Dan Boward, DNR program manager, says roughly 75 percent of all Stream Waders volunteers go through the program once and then move on. But not only have I been participating for three years now, but I’ve also gotten my whole family involved.

That’s how the four of us found ourselves in southern Maryland on a Saturday morning in spring, driving past Booth Place toward Dr. Samuel A. Mudd Road, searching for streams to sample. We all put on hip waders and galoshes and scooped up bugs, tadpoles and fish.

It was a terrific way to spend time together outdoors, even taking into account the times I got splashed with slimy water or hit on the head by the handle of the net my daughters were using.
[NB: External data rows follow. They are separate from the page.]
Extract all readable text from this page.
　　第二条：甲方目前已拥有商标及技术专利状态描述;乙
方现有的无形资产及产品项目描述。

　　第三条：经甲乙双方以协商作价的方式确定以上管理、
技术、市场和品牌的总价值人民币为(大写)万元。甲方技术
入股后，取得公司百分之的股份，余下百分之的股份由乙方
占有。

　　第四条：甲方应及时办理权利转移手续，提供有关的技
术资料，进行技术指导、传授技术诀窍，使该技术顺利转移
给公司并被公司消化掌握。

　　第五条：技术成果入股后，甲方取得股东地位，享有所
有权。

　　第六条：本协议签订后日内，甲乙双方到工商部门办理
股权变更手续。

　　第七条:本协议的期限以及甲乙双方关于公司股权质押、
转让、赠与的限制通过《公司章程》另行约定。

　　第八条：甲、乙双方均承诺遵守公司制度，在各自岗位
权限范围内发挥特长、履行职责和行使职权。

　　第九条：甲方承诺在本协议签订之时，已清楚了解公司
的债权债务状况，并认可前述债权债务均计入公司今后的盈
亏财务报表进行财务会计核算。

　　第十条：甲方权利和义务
I think we’ve found a family activity to enjoy for years to come, and as a bonus the girls earn community service hours toward graduation.

Because of this experience with Stream Waders, I have shifted my concentration from marine biology to stream ecology. I guess as long as water is involved I’m happy.

The support of friends and family members continues to be amazing. I send former co-workers e-mail updates after each semester, and they respond with admiration and occasionally a little envy. And my daughters are always willing to listen to my oral presentations or quiz me before exams.

Needless to say, I’m delighted with the career decision I’ve made. It was when I finally realized that it is essential to enjoy your work that I got the nerve to jump.

That’s why I’m standing here in frigid water, my fingers nearly numb as I pick through fistfuls of muck. With my family around me, I can think of no better place to be.


Stream Waders

For more information about the Maryland Stream Waders Volunteer Monitoring Program, or to see the results of stream surveys in your part of the state, go online to www.dnr.state.md.us/streams/mbss/mbss_volun.html. Since participation is limited, Maryland DNR’s Dan Boward also recommends exploring volunteer opportunities with the Isaak Walton League of America’s Save Our Streams program (www.iwla.org) or the Audubon Naturalist Society of the Central Atlantic States (www.audubonnaturalist.org).


Tips If You’re Thinking of Changing Careers

  1. Go to your favorite Internet search engine (such as Google) and look for relevant articles, programs and organizations. You’ll likely find websites listing additional resources, career opportunities, volunteer activities and maybe even potential internships.
  2. Once you’ve assessed which new career you would like to pursue, don’t be shy about contacting someone in that field, whether it’s a friend or the friend of a friend. Their advice could help you prepare and get your foot in the door.
  3. If additional education is involved, keep an ongoing dialogue with professors and faculty advisers in your area of study. Also inquire about campus-based career resources available to students.
  4. Career counselors or other career development professionals are available to lend assistance. The National Career Development Association (www.ncda.org) can help sort out unscrupulous “job coaches” and direct you to qualified counselors.
  5. Attend career expos sponsored by such groups as Women for Hire (www.womenforhire.com). Many are free and may also provide information about support groups available at women’s career centers or adult continuing education centers.